Subjunctive mood ‘were’ has no tense

What you need to know:

  • But be careful. For the rule adds the vital rider that this is done only with regard to the simple present tense. With that in mind, take the following headline on page 26 of the Sunday Standard’s edition of March 22, 2015: “Kosgey non-committal despite pressure that he joins new outfit”.
  • In short, “join” remains in the infinitive (except that the preposition “to”, which accompanies all English infinitives, has been elided in order to facilitate the flow of words). That is what my Nairobi clothier —a good-natured gentleman of Indo-Pakistani origin— expresses in a roundabout manner whenever he tells me: “Philip, I must to go”.
  • Yet “I must to go” translates the French infinitive Je dois aller more literally and more accurately than it translates the terribly convoluted subjunctive form Il faut que j’aille (“it is necessary that I go”), in which the verb form “go” is both infinitive and subjunctive.

Ordinarily, the verb “were” follows only we, you and they, namely, only the plural forms of the first, second and third person pronouns.

Yet note the sentence “I would be extremely careful if I were you”. In that formation, the verb “were” has followed the first person singular pronoun “I”. How come?

For one thing only, that formulation is not ordinary. In such a usage, the verb “were” is not a past tense. Indeed, it does not belong to any tense at all. It belongs only to what grammarians call a “mood”, namely, that form of a verb which expresses, not a done action, but only a doubt, a supposition, a mere wish.

In our example, the mood is called subjunctive. From the Latin verb subjungere (meaning “to add to”), the subjunctive is that form of a verb used to indicate that the content of a clause or the whole sentence expresses only a wished or supposed or doubted action. It says: “If I were you...” But I am not you.

I am merely imagining how things might turn out should Dr Jekyll and Mr Hyde swop their bodies. English has dropped practically all subjunctive expressions, but only in form, not in content. In conjugation, the subjunctive merely drops the preposition “to” from the infinitive.

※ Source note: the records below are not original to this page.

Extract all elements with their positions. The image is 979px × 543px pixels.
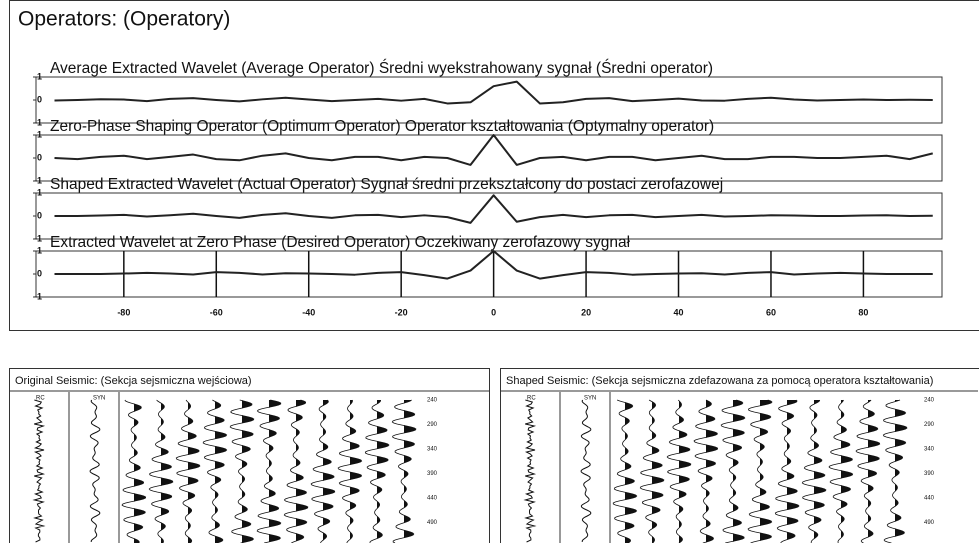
seismic-trace xyxy=(175,399,201,543)
seismic-trace xyxy=(612,399,638,543)
seismic-trace xyxy=(693,399,719,543)
seismic-trace xyxy=(364,399,390,543)
seismic-trace xyxy=(337,399,363,543)
seismic-fill xyxy=(215,400,227,543)
depth-label: 390 xyxy=(427,471,438,477)
seismic-trace xyxy=(121,399,147,543)
seismic-trace xyxy=(256,399,282,543)
y-tick-label: 0 xyxy=(37,268,42,278)
depth-label: 240 xyxy=(427,398,438,404)
depth-label: 290 xyxy=(924,422,935,428)
seismic-trace xyxy=(283,399,309,543)
depth-label: 440 xyxy=(427,496,438,502)
panel-frame xyxy=(500,368,979,543)
seismic-trace xyxy=(148,399,174,543)
x-tick-label: 40 xyxy=(674,307,684,317)
seismic-trace xyxy=(202,399,228,543)
seismic-fill xyxy=(895,400,907,543)
y-tick-label: 1 xyxy=(37,245,42,255)
y-tick-label: 0 xyxy=(37,152,42,162)
depth-label: 490 xyxy=(924,520,935,526)
y-tick-label: -1 xyxy=(34,175,42,185)
y-tick-label: 0 xyxy=(37,210,42,220)
seismic-fill xyxy=(134,400,146,543)
seismic-trace xyxy=(391,399,417,543)
seismic-trace xyxy=(310,399,336,543)
seismic-trace xyxy=(855,399,881,543)
seismic-fill xyxy=(625,400,637,543)
x-tick-label: 0 xyxy=(491,307,496,317)
depth-label: 390 xyxy=(924,471,935,477)
x-tick-label: 20 xyxy=(581,307,591,317)
operators-frame xyxy=(9,0,979,331)
chart-title: Zero-Phase Shaping Operator (Optimum Ope… xyxy=(50,118,714,135)
seismic-trace xyxy=(882,399,908,543)
seismic-fill xyxy=(814,400,826,543)
rc-label: RC xyxy=(527,396,536,402)
seismic-trace xyxy=(747,399,773,543)
y-tick-label: 1 xyxy=(37,187,42,197)
seismic-fill xyxy=(188,400,200,543)
depth-label: 490 xyxy=(427,520,438,526)
syn-label: SYN xyxy=(93,396,105,402)
chart-title: Average Extracted Wavelet (Average Opera… xyxy=(50,59,713,77)
syn-trace xyxy=(89,399,101,543)
wavelet-line xyxy=(54,250,933,280)
x-tick-label: -20 xyxy=(395,307,408,317)
seismic-trace xyxy=(801,399,827,543)
y-tick-label: -1 xyxy=(34,117,42,127)
seismic-trace xyxy=(720,399,746,543)
wavelet-line xyxy=(54,194,933,224)
seismic-trace xyxy=(229,399,255,543)
panel-title: Original Seismic: (Sekcja sejsmiczna wej… xyxy=(15,375,252,387)
chart-title: Shaped Extracted Wavelet (Actual Operato… xyxy=(50,176,723,193)
depth-label: 290 xyxy=(427,422,438,428)
depth-label: 340 xyxy=(427,447,438,453)
seismic-trace xyxy=(828,399,854,543)
seismic-trace xyxy=(639,399,665,543)
seismic-fill xyxy=(868,400,880,543)
chart-title: Extracted Wavelet at Zero Phase (Desired… xyxy=(50,234,631,251)
seismic-fill xyxy=(679,400,691,543)
y-tick-label: -1 xyxy=(34,233,42,243)
seismic-fill xyxy=(706,400,718,543)
y-tick-label: 1 xyxy=(37,71,42,81)
rc-trace xyxy=(32,399,46,543)
panel-frame xyxy=(9,368,490,543)
wavelet-line xyxy=(54,80,933,105)
seismic-fill xyxy=(350,400,362,543)
wavelet-line xyxy=(54,134,933,166)
seismic-trace xyxy=(774,399,800,543)
operators-title: Operators: (Operatory) xyxy=(18,8,230,31)
x-tick-label: 60 xyxy=(766,307,776,317)
panel-title: Shaped Seismic: (Sekcja sejsmiczna zdefa… xyxy=(506,375,933,387)
depth-label: 440 xyxy=(924,496,935,502)
rc-trace xyxy=(523,399,537,543)
syn-trace xyxy=(580,399,592,543)
seismic-fill xyxy=(760,400,772,543)
x-tick-label: -40 xyxy=(302,307,315,317)
seismic-panel: 240290340390440490540 xyxy=(10,390,489,543)
seismic-fill xyxy=(161,400,173,543)
seismic-trace xyxy=(666,399,692,543)
y-tick-label: 0 xyxy=(37,94,42,104)
y-tick-label: -1 xyxy=(34,291,42,301)
x-tick-label: -60 xyxy=(210,307,223,317)
seismic-fill xyxy=(296,400,308,543)
x-tick-label: -80 xyxy=(117,307,130,317)
syn-label: SYN xyxy=(584,396,596,402)
y-tick-label: 1 xyxy=(37,129,42,139)
seismic-fill xyxy=(377,400,389,543)
depth-label: 240 xyxy=(924,398,935,404)
seismic-panel: 240290340390440490540 xyxy=(501,390,978,543)
seismic-fill xyxy=(404,400,416,543)
rc-label: RC xyxy=(36,396,45,402)
seismic-fill xyxy=(323,400,335,543)
depth-label: 340 xyxy=(924,447,935,453)
x-tick-label: 80 xyxy=(858,307,868,317)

To conjugate is to give a verb a form in agreement with the grammatical number, tense and often gender of the noun or pronoun which controls the verb. In English, the commonest conjugation rule is to add an “s” to the verb whenever the controlling noun or pronoun is a third person singular one.

BE CAREFUL

But be careful. For the rule adds the vital rider that this is done only with regard to the simple present tense. With that in mind, take the following headline on page 26 of the Sunday Standard’s edition of March 22, 2015: “Kosgey non-committal despite pressure that he joins new outfit”.

I repeat that, although, in that expression, the infinitive “to join” is expressed in the third person singular (“joins”), that is impossible because the simple present remains the tense. Yet the action (the “joining”) has not taken place, not in any real tense. It remains a mere possibility. That is why it cannot be conjugated.

In short, “join” remains in the infinitive (except that the preposition “to”, which accompanies all English infinitives, has been elided in order to facilitate the flow of words). That is what my Nairobi clothier —a good-natured gentleman of Indo-Pakistani origin— expresses in a roundabout manner whenever he tells me: “Philip, I must to go”.

He is translating directly from his Indo-Pakistani mother-tongue, in which, because it belongs to the great Indo-European family, the original subjunctive form remains paramount.

Yet “I must to go” translates the French infinitive Je dois aller more literally and more accurately than it translates the terribly convoluted subjunctive form Il faut que j’aille (“it is necessary that I go”), in which the verb form “go” is both infinitive and subjunctive.